The follow-up assessment of the case reported by Hill et al.[6] showed RUPV obstruction needing surgical removal of the device. The RUPV obstruction in this case was probably due to a large device in a small child in the presence of RAA leading to encroachment into the pulmonary vein, whereas the present case is an adult and the device was away from the RUPV; however, close monitoring is needed. Our patient was followed with computed tomography scan at 3 months and TEE at the end of 18 months after device deployment revealed stable device position with no pulmonary venous obstruction.

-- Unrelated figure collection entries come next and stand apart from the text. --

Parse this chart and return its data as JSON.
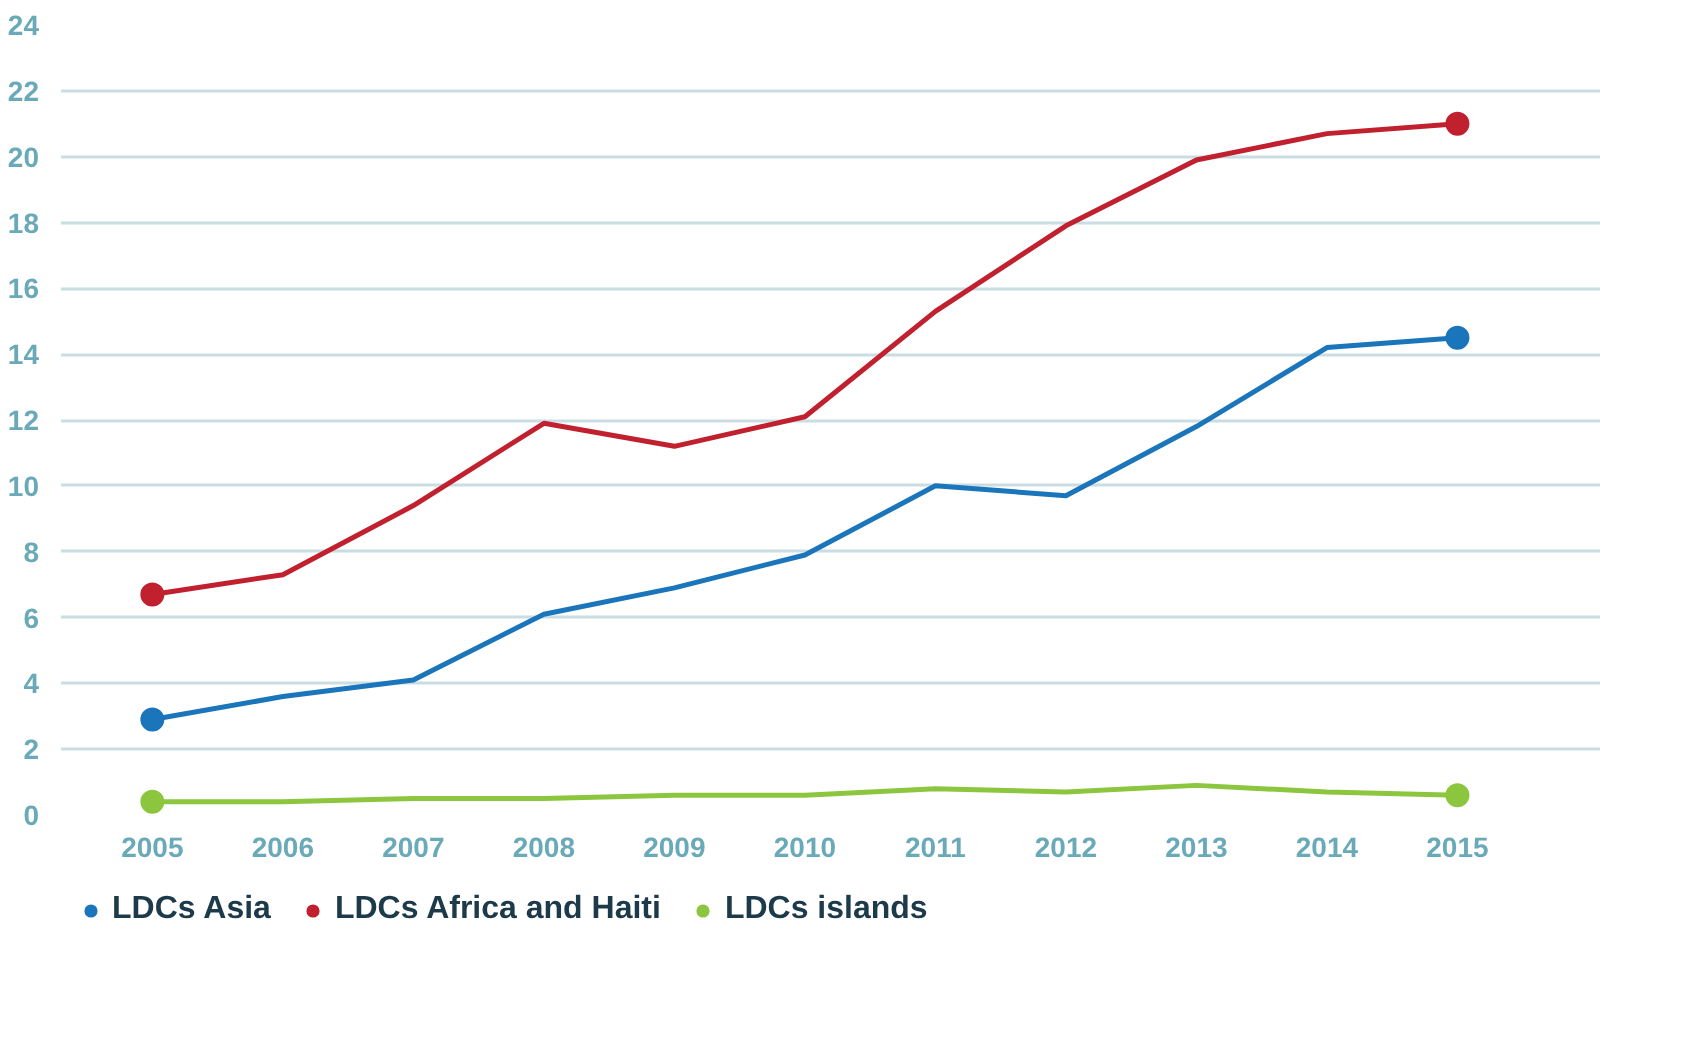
{
  "chart_data": {
    "type": "line",
    "x": [
      2005,
      2006,
      2007,
      2008,
      2009,
      2010,
      2011,
      2012,
      2013,
      2014,
      2015
    ],
    "series": [
      {
        "name": "LDCs Asia",
        "color": "#1a75bb",
        "values": [
          2.9,
          3.6,
          4.1,
          6.1,
          6.9,
          7.9,
          10.0,
          9.7,
          11.8,
          14.2,
          14.5
        ]
      },
      {
        "name": "LDCs Africa and Haiti",
        "color": "#c1202f",
        "values": [
          6.7,
          7.3,
          9.4,
          11.9,
          11.2,
          12.1,
          15.3,
          17.9,
          19.9,
          20.7,
          21.0
        ]
      },
      {
        "name": "LDCs islands",
        "color": "#8cc63f",
        "values": [
          0.4,
          0.4,
          0.5,
          0.5,
          0.6,
          0.6,
          0.8,
          0.7,
          0.9,
          0.7,
          0.6
        ]
      }
    ],
    "xlim": [
      2004.3,
      2016.1
    ],
    "xticks": [
      2005,
      2006,
      2007,
      2008,
      2009,
      2010,
      2011,
      2012,
      2013,
      2014,
      2015
    ],
    "ylim": [
      0,
      24
    ],
    "yticks": [
      0,
      2,
      4,
      6,
      8,
      10,
      12,
      14,
      16,
      18,
      20,
      22,
      24
    ],
    "grid": "y",
    "legend": "bottom",
    "line_style": "solid"
  }
}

The reported incidence of right-sided aortic arch ranges from 0.04% to 0.14%.[78] Felson and Palayew in 1963 described the two types of RAA commonly observed, the anterior or RAA with mirror-image branching of the major arteries (Type I) and the posterior or RAA with an aberrant left subclavian artery (Type II).[9] A third type of RAA associated with isolation of the left subclavian artery is rarely encountered. In Type II RAA, as seen in our case, four vessels arise from the right arch in the following order: a left common carotid artery, a right common carotid artery, a right subclavian artery and an aberrant left subclavian artery, arising from the descending thoracic aorta. Congenital heart defects are usually not associated with this type of RAA. Type II RAA patients in general remain asymptomatic or may present with symptoms related to vascular rings. Our case is unique in its rare association of ASD with Type II RAA, and the symptoms are essentially related to left to right shunt. The symptoms related to vascular ring is not seen in our case and hence advised medical follow-up.

CONCLUSION

ASD associated with RAA is rare and may cause a difficulty during the device closure of FOASD. The right upper pulmonary vein method is useful in such a situation. Follow-up assessment is needed to see the pulmonary venous obstruction.